This past weekend I had the distinct honor of being the keynote speaker for my fraternity’s annual convention. When I was first approached to do this, I asked myself what you are probably asking yourself now – “why on earth would they pick me to be a keynote speaker?”
For those of you unfamiliar with the Alpha Epsilon Pi fraternity, it is the premier Jewish fraternity and the only fraternity that has maintained its Jewish character from its inception in 1913 to today.
I never considered myself a “frat” guy, especially since I did not attend college until after nearly six years of enlisted service. However, when my (now) wife met with an AEPi representative at a General Assembly they thought Virginia Tech might be a good candidate for a new chapter and that I might be a good pick to lead this first group of young Jewish men. It turns out she was right. We established a strong Jewish presence on campus and since my departure from Virginia Tech, the chapter has grown to over 50 Jewish students and occupies one of the premier houses on campus. However, it wasn’t my status as a founding father that brought me to Arizona to speak to my fellow brothers.
It was because I’m a Marine.
AEPi International decided that this year they were going to honor brothers who have served or currently serve in the armed forces. The evening’s ceremony was opened by a color guard from the Phoenix chapter of the Jewish War Veterans and was focused on numerous military guest speakers.
AEPi’s renewed commitment to veterans goes far beyond a weekend in Arizona. The organization has pledged to make this the “Year of The Veteran” and plans on not only recognizing brothers who have served, but also resurrecting programs to support those in uniform that haven’t been in place since WWII. In addition to my own participation in these programs, JIG has pledged to partner with AEPi to assist them in these efforts.
It’s no surprise to any of our readers here, but the public at large are often are unaware that Jews have a long and proud tradition of serving our country.
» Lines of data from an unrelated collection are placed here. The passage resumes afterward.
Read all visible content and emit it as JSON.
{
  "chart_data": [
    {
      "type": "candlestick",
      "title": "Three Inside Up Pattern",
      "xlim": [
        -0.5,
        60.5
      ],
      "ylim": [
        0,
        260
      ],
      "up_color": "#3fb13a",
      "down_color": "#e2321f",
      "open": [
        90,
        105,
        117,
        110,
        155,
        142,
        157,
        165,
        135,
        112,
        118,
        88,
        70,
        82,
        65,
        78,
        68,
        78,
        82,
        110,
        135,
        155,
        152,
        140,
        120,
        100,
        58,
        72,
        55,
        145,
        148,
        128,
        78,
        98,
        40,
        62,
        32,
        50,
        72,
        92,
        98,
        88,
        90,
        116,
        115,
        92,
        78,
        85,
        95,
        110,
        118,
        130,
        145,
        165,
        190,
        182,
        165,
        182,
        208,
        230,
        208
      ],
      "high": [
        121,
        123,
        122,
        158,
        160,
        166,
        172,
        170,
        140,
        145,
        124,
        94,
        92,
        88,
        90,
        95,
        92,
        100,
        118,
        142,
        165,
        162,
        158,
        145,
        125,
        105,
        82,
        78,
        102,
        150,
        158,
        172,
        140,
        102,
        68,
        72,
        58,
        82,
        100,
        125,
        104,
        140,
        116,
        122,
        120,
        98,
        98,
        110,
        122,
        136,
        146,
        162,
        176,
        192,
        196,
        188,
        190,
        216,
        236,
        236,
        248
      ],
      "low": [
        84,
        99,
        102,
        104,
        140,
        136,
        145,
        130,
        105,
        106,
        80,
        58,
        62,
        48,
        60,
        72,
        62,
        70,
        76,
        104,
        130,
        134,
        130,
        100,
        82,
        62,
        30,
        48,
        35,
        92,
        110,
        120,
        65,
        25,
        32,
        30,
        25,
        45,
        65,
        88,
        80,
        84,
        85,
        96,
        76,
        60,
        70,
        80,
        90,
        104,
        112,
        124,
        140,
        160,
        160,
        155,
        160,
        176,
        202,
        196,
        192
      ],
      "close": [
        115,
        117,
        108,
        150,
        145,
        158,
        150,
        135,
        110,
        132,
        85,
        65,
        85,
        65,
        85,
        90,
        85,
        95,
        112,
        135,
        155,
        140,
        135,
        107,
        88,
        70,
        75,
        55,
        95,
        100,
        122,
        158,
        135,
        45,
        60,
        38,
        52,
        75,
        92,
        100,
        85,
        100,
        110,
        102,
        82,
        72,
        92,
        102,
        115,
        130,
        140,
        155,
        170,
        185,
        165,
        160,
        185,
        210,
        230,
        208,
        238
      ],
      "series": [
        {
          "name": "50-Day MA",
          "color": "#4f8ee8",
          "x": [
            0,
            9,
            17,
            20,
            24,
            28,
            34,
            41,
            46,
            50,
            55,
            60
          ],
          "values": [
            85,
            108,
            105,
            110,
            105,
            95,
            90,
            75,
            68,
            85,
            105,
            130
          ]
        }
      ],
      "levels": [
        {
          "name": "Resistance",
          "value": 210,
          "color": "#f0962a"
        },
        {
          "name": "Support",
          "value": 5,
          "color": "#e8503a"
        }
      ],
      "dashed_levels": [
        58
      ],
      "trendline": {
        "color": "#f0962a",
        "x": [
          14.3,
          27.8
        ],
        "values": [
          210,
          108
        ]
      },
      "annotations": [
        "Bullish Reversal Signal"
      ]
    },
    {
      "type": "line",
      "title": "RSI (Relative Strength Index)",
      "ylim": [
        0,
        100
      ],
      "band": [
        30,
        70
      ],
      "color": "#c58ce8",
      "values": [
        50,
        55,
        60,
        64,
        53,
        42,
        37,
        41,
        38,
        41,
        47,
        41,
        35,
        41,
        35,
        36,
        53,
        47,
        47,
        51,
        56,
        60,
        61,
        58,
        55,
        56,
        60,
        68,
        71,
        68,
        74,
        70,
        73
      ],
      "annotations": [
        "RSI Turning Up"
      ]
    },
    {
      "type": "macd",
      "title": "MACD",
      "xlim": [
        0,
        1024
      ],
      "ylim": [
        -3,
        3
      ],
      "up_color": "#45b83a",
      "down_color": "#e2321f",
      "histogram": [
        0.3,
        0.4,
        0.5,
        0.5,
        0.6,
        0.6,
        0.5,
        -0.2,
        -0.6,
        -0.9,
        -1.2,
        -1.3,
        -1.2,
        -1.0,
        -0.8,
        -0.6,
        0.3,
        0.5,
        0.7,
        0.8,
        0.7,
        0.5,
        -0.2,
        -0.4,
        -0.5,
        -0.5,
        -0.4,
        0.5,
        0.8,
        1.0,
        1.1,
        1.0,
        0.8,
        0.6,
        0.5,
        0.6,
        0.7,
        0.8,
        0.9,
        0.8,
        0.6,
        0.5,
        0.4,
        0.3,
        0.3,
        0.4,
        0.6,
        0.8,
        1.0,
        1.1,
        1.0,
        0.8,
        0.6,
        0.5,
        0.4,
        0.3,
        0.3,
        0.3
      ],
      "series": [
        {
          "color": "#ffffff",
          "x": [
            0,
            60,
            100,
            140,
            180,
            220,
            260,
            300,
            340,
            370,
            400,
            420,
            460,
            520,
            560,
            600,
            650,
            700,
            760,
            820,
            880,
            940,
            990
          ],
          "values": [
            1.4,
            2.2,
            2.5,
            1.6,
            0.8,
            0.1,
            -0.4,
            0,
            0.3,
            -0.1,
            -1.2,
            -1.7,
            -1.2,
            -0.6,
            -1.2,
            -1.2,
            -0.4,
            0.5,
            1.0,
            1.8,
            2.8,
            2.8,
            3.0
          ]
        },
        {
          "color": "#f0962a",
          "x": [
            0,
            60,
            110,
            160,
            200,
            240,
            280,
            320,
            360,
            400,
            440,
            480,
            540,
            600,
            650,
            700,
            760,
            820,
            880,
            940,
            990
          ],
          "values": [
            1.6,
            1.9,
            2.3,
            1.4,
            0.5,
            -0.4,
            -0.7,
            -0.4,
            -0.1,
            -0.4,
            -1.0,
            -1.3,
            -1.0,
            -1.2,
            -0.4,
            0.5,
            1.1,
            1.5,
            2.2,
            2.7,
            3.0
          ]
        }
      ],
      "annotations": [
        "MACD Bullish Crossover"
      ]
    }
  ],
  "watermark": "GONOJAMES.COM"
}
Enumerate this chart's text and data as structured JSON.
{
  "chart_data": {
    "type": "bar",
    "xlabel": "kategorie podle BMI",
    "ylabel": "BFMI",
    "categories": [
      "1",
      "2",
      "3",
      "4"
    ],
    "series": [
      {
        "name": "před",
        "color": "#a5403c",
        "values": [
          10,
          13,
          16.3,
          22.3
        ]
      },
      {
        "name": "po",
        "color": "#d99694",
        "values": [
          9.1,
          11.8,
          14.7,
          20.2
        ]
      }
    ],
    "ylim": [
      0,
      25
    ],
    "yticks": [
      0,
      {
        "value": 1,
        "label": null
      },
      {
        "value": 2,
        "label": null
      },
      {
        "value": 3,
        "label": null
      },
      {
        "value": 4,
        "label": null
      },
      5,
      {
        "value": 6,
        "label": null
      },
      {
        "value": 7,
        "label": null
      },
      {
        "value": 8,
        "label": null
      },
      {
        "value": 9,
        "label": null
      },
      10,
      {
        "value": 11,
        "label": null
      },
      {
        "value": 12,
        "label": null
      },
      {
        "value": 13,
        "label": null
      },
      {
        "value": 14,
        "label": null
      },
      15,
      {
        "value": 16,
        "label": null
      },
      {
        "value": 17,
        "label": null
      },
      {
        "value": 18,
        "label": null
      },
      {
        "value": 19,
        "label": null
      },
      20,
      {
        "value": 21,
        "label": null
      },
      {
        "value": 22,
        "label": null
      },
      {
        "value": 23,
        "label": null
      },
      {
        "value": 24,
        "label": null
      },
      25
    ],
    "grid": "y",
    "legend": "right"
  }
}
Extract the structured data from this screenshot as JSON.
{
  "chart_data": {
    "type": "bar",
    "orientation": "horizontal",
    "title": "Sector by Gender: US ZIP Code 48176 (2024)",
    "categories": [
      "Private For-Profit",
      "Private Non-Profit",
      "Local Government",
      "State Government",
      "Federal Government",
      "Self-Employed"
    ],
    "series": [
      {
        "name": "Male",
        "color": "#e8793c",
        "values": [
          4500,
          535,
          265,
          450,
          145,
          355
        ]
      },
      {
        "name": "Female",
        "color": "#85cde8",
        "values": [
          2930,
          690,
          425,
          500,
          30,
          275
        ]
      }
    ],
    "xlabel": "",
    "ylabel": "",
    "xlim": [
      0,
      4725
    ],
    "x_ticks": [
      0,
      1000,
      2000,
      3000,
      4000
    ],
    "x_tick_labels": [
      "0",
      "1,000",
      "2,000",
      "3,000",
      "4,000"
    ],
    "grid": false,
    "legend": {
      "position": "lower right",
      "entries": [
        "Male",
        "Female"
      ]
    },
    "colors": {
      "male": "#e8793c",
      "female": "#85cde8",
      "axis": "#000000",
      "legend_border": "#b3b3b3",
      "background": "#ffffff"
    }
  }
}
So it should only make sense that an organization that attracts and develops Jewish leaders would also have a tradition of military service.
In 1940, the fraternity had an Armed Services Committee to keep in touch with brothers wearing their country’s uniform. This committee also sent men in service gifts in the name of our fraternity, including AEPi stamped wallets and portable checker sets. AEPi even had a fundraising Serviceman’s fund to finance the fraternity’s efforts.
On January 28, 1942, AEPi lost its first brother in combat – Lt. Arthur Amron, who lost his life serving with General MacArthur in the Philippines. By late 1942, more than 400 brothers – 1/6th of AEPi’s entire membership – were in the armed forces. By 1943, that number swelled to as many as 600 brothers, rapidly approaching half of AEPi’s entire membership. By the time the war was winding down, more than 2,000 members of AEPi were still in the armed services, and 67 brothers had made the supreme sacrifice.
This is but one tiny glimpse at the decades of Jewish service provided by the brothers of AEPi. Over the coming year, we will feature more stories about this unique connection between the fraternity and Jewish service in the military.
If you were to ask me to make a list of things that define me as a person, right behind “father” and “husband” would be “Jew” and “Marine”. This weekend I was able to wear those traits with great pride and share that pride with many of the young men who will be the future of Jewish leadership both in and out of the military. I am eternally grateful to the brothers of AEPi, especially our newly appointed Supreme Master Elan Carr (a Jewish war veteran himself), for allowing me that opportunity. I look forward to what will be an exciting partnership with JIG and AEPi over the next year and beyond.